Mitis depone colla, Sicamber, adora quod incendisti, incendi quod adorasti. *
* Inclinai vossa cabeça humildemente, sicambriano, reverenciai o que haveis queimado e queimai o que haveis reverenciado.

É importante observar que, ao contrário do que historiadores às vezes sugerem, o batismo de Clóvis não foi uma coroação. A Igreja não fez de Clóvis um rei. Ele já o era, e tudo o que a Igreja podia fazer era reconhecê-lo como tal. Ao fazê-lo, a Igreja se ligava oficialmente não só a Clóvis, mas a uma linhagem. Neste ponto, o pacto se assemelhava àquele selado, segundo o Velho Testamento, entre Deus e o rei Davi - um pacto que pode ser modificado, como no caso de Salomão, mas não revogado, quebrado ou traído. E os merovíngios não perderam de vista o paralelo.
Durante os anos restantes de sua vida, Clóvis percebeu perfeitamente as ambiciosas expectativas de Roma em relação a ele. Com irresistível eficiência, a fé foi imposta pela espada; e com a sanção e o mandato espiritual da Igreja, o reino franco expandiu-se para o leste e o sul, englobando a maior parte da França e da Alemanha atuais.

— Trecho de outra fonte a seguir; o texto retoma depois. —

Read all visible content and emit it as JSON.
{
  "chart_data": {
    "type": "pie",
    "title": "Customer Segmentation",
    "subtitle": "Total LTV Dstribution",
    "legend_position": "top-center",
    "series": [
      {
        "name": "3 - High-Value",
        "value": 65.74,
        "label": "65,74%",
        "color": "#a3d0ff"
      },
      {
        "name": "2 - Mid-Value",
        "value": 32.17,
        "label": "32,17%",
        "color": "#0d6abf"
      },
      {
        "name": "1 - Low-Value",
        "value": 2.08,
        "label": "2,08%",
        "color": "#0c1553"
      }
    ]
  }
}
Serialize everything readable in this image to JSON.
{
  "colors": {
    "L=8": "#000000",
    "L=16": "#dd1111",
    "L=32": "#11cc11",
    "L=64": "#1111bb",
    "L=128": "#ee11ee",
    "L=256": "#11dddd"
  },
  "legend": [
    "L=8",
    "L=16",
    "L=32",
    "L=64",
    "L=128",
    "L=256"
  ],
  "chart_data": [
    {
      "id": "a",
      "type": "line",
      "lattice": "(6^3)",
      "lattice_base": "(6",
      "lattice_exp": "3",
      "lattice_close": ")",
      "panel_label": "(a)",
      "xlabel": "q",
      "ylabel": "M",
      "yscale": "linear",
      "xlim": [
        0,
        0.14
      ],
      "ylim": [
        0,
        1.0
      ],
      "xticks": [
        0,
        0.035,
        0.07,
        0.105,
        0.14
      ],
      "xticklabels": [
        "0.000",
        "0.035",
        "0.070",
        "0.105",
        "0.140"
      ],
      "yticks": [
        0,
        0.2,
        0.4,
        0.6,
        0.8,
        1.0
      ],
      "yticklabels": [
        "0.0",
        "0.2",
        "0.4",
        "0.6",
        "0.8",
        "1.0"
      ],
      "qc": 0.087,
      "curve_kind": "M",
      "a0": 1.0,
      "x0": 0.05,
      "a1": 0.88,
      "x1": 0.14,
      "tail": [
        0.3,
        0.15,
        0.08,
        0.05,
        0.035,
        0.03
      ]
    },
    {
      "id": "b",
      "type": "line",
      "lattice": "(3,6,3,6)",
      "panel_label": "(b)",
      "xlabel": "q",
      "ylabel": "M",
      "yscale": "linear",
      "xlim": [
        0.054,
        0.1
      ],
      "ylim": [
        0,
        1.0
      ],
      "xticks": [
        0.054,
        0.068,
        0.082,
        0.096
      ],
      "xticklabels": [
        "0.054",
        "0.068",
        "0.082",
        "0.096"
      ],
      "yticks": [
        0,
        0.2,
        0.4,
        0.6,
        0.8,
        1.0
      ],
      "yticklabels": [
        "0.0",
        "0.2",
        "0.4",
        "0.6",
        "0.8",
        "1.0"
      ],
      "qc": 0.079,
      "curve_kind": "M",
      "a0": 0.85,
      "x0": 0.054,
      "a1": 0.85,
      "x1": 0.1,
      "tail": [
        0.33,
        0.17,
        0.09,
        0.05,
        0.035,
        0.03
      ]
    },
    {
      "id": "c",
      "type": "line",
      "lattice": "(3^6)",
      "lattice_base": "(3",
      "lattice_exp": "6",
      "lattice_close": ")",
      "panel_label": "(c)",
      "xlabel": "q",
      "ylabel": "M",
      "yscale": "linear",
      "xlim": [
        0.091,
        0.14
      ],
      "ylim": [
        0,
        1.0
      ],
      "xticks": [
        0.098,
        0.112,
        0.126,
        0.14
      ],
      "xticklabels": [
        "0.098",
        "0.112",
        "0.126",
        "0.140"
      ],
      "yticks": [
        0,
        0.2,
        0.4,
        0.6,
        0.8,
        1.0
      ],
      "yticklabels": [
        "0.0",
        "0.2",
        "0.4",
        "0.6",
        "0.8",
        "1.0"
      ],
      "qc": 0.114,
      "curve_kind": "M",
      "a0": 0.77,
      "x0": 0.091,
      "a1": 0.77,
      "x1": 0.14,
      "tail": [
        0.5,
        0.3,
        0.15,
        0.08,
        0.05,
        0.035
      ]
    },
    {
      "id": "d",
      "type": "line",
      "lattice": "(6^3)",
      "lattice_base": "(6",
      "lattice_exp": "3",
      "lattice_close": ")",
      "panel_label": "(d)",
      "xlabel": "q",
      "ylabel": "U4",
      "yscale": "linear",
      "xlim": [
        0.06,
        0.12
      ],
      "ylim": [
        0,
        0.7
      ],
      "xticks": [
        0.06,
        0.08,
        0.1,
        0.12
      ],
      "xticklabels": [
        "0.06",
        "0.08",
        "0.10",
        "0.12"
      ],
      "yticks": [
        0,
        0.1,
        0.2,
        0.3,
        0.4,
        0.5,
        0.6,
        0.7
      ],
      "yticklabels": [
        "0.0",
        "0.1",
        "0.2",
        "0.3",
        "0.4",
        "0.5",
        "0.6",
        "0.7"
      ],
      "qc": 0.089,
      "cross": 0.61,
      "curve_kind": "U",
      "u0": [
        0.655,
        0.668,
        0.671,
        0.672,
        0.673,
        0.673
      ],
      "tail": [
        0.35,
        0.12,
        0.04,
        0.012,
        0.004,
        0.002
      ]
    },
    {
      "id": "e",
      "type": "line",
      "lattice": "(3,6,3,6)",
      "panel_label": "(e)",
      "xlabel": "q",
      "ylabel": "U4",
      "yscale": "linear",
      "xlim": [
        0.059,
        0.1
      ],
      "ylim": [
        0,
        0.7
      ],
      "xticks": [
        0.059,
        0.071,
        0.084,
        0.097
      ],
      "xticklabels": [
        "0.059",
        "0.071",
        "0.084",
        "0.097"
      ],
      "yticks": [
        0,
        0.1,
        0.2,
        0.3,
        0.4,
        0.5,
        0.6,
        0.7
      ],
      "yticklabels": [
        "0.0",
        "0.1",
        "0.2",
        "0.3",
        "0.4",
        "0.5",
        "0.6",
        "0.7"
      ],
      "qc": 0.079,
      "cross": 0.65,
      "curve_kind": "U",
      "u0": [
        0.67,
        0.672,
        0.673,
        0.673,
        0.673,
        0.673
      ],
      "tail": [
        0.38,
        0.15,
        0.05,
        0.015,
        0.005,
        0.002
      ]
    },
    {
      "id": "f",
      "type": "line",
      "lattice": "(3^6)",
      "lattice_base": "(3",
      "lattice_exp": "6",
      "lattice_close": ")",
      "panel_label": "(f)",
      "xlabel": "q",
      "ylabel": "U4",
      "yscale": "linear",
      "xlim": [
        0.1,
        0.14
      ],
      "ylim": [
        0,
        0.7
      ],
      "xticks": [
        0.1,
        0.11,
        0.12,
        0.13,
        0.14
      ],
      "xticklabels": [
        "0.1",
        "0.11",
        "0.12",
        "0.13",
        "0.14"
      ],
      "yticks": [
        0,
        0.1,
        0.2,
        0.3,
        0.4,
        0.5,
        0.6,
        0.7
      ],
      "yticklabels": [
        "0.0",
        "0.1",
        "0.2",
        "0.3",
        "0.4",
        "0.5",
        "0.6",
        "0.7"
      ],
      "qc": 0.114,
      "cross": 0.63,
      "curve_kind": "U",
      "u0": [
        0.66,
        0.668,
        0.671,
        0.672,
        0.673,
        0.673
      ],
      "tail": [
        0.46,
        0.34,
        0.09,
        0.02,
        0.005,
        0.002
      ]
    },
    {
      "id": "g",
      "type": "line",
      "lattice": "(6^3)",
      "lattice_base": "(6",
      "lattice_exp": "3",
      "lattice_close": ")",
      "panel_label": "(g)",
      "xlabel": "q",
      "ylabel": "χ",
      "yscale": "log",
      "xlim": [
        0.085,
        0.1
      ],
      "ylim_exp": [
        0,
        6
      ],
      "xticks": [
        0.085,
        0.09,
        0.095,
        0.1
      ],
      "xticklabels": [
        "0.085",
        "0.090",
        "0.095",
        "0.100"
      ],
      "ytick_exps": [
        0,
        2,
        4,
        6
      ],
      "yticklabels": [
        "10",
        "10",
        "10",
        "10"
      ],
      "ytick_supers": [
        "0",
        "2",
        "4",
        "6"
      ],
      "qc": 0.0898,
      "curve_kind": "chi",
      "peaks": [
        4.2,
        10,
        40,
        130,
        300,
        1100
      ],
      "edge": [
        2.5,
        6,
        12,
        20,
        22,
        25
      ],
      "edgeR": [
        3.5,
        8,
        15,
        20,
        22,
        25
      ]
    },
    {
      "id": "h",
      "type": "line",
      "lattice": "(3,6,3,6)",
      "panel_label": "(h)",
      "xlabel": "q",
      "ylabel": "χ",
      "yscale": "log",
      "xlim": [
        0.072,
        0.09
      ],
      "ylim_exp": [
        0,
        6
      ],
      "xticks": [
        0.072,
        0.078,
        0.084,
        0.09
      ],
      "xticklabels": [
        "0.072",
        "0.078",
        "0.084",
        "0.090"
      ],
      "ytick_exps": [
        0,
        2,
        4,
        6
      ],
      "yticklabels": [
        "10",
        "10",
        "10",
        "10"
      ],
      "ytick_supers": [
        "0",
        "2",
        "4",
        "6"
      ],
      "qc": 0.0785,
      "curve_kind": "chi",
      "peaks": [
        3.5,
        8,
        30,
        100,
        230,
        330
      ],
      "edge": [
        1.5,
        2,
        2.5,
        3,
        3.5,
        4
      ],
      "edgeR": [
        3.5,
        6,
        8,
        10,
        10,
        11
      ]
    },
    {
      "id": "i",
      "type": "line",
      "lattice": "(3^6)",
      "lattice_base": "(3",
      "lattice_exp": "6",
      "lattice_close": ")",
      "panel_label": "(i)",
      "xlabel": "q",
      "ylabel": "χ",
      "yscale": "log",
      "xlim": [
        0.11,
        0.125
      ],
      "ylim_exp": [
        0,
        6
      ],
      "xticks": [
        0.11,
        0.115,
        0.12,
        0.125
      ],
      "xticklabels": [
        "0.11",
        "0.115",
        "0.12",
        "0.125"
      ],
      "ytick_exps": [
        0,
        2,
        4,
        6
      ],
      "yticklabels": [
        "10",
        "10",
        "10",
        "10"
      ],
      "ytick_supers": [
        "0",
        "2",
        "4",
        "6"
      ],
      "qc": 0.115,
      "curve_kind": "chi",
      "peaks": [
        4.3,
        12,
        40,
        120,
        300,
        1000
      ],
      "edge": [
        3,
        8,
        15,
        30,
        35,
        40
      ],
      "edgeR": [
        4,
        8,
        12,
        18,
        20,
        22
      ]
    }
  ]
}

Entre os numerosos adversários de Clóvis, os mais importantes foram os visigodos, que aderiram à cristandade ariana. Foi contra o império dos visigodos - que dominava os Pirineus e se estendia pelo norte até Tolouse - que Clóvis dirigiu suas mais assíduas e organizadas campanhas. Em 507 ele derrotou definitivamente os visigodos na Batalha de Vouillé. Logo depois, Aquitânia e Toulouse caíram em mãos francas. O império visigodo ao norte dos Pirineus caiu efetivamente antes do ataque franco. De Toulouse, os visigodos retiraram-se para Carcassonne. Expulsos de Carcassonne, estabeleceram sua capital, e último bastião, na região de Razès, em Rhédae - hoje cidade de Rennes-le-Château.